Is this a record?
We received instructions on 8 November 2005, spoke to the client and sent out a letter of claim on the same day. The client had suffered minor whiplash injuries. The insurers put forward an offer of £1450 on 23 November. After discussing the matter with the client on the same day he decided to accept it. Two weeks from start to finish.
It pays to fight
The client suffered whiplash in an RTA. The effects of the injury resolved within 6 months. Liability was admitted. Direct Line instructed Cogents who paid into court £1325 and refused to discuss or negotiate from that offer, We made a Part 36 offer of £1500.
The case went to assessment. Before the hearing we indicated that we would take £1450 which had they accepted would have meant that the success fee would have been reduced to 12.5 per cent.
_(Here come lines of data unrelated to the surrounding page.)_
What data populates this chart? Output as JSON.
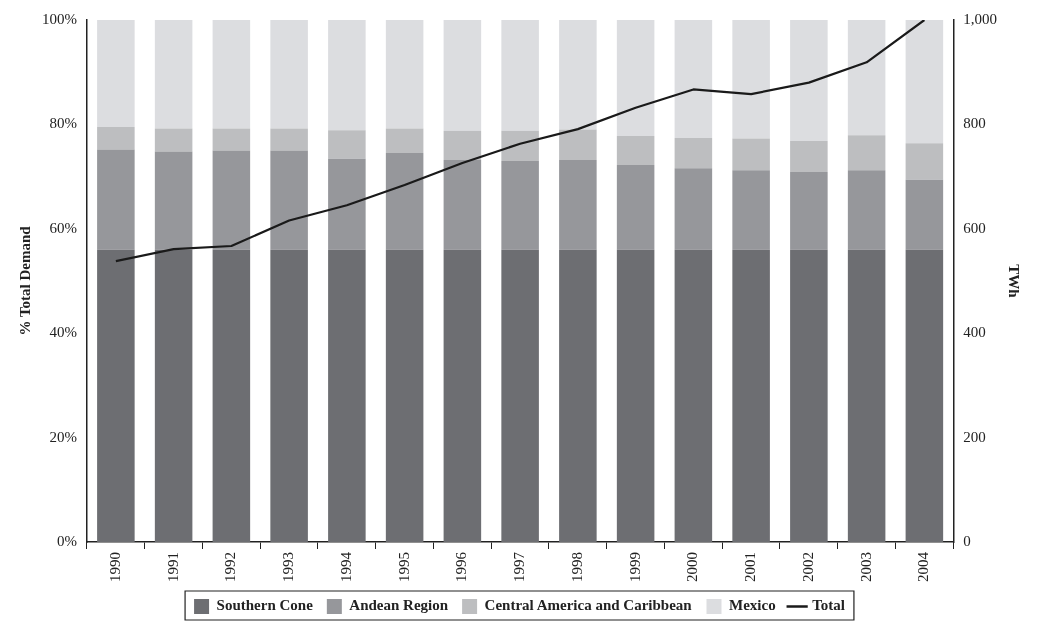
{
  "chart_data": {
    "type": "bar",
    "stacked": true,
    "ylabel": "% Total Demand",
    "y2label": "TWh",
    "categories": [
      "1990",
      "1991",
      "1992",
      "1993",
      "1994",
      "1995",
      "1996",
      "1997",
      "1998",
      "1999",
      "2000",
      "2001",
      "2002",
      "2003",
      "2004"
    ],
    "series": [
      {
        "name": "Southern Cone",
        "color": "#6d6e72",
        "values": [
          56,
          56,
          56,
          56,
          56,
          56,
          56,
          56,
          56,
          56,
          56,
          56,
          56,
          56,
          56
        ]
      },
      {
        "name": "Andean Region",
        "color": "#96979b",
        "values": [
          19.2,
          18.8,
          19,
          19,
          17.4,
          18.5,
          17.2,
          17,
          17.2,
          16.2,
          15.6,
          15.2,
          14.9,
          15.2,
          13.4
        ]
      },
      {
        "name": "Central America and Caribbean",
        "color": "#bdbec0",
        "values": [
          4.3,
          4.4,
          4.2,
          4.2,
          5.5,
          4.7,
          5.6,
          5.8,
          5.8,
          5.6,
          5.8,
          6.1,
          5.9,
          6.7,
          7
        ]
      },
      {
        "name": "Mexico",
        "color": "#dcdde0",
        "values": [
          20.5,
          20.8,
          20.8,
          20.8,
          21.1,
          20.8,
          21.2,
          21.2,
          21,
          22.2,
          22.6,
          22.7,
          23.2,
          22.1,
          23.6
        ]
      },
      {
        "name": "Total",
        "type": "line",
        "axis": "y2",
        "color": "#1a1a1a",
        "values": [
          538,
          561,
          567,
          616,
          645,
          684,
          726,
          763,
          791,
          832,
          867,
          858,
          880,
          919,
          1000
        ]
      }
    ],
    "ylim": [
      0,
      100
    ],
    "yticks": [
      {
        "value": 0,
        "label": "0%"
      },
      {
        "value": 20,
        "label": "20%"
      },
      {
        "value": 40,
        "label": "40%"
      },
      {
        "value": 60,
        "label": "60%"
      },
      {
        "value": 80,
        "label": "80%"
      },
      {
        "value": 100,
        "label": "100%"
      }
    ],
    "y2lim": [
      0,
      1000
    ],
    "y2ticks": [
      0,
      200,
      400,
      600,
      800,
      {
        "value": 1000,
        "label": "1,000"
      }
    ],
    "grid": false,
    "legend": "bottom",
    "marker": "none",
    "line_style": "solid"
  }
}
The defendant’s counsel had no instructions to negotiate and the assessment therefore went ahead. We were awarded £1450 plus a 100 per cent success fee.
This case shows that:
- Unreasonable defendants escalate costs
- By having confidence in our figures and keeping our nerve we did a better job for the client than by settling, and also recovered the rewards of a 100 per cent success fee.
Good case on resiling from admissions
While under the influence of alcohol, the claimant suffered catastrophic injuries when she fell from a platform to basement premises beneath.
In May 2004 the insurers wrote a without prejudice letter stating: “having investigated this claim, the defendant is prepared to admit a breach of duty. However we are instructed to seek contributory negligence at 50 per cent.”
The claimant requested an immediate interim payment of £150,000. She subsequently rejected the 50 per cent offer.
The defendants then re-sent their earlier letter removing the references to its being without prejudice. Proceedings were issued and the admission was pleaded. The defence sought to resile from the admission and to put primary liability in issue. The reason was “the admission was made on an incomplete understanding of the relevant facts”. They said that they had made an investigation prior to the admission, but that the reason the admission was withdrawn was that the solicitor had consulted counsel experienced in catastrophic injury claims who advised that the circumstances did not justify a concessionary approach.
The Master refused the application to resile. On appeal, the Judge dismissed the defendant’s appeal. He pointed out that counsel had been asked to advise on primary liability only after the decision had been made to concede it. The admission was not a mistake but was based on an incomplete understanding of the relevant facts; it was a fully informed decision made by solicitors advising their client, who also took into account the views of their re-insurers.
When considering issues of prejudice, he highlighted prejudice to the claimant who was a seriously injured young woman who had suffered disappointment and been prevented from proceeding with an application for an interim payment, and would also face a trial on primary liability, which was entirely different from the limited trial resulting solely from the allegations of contributory negligence.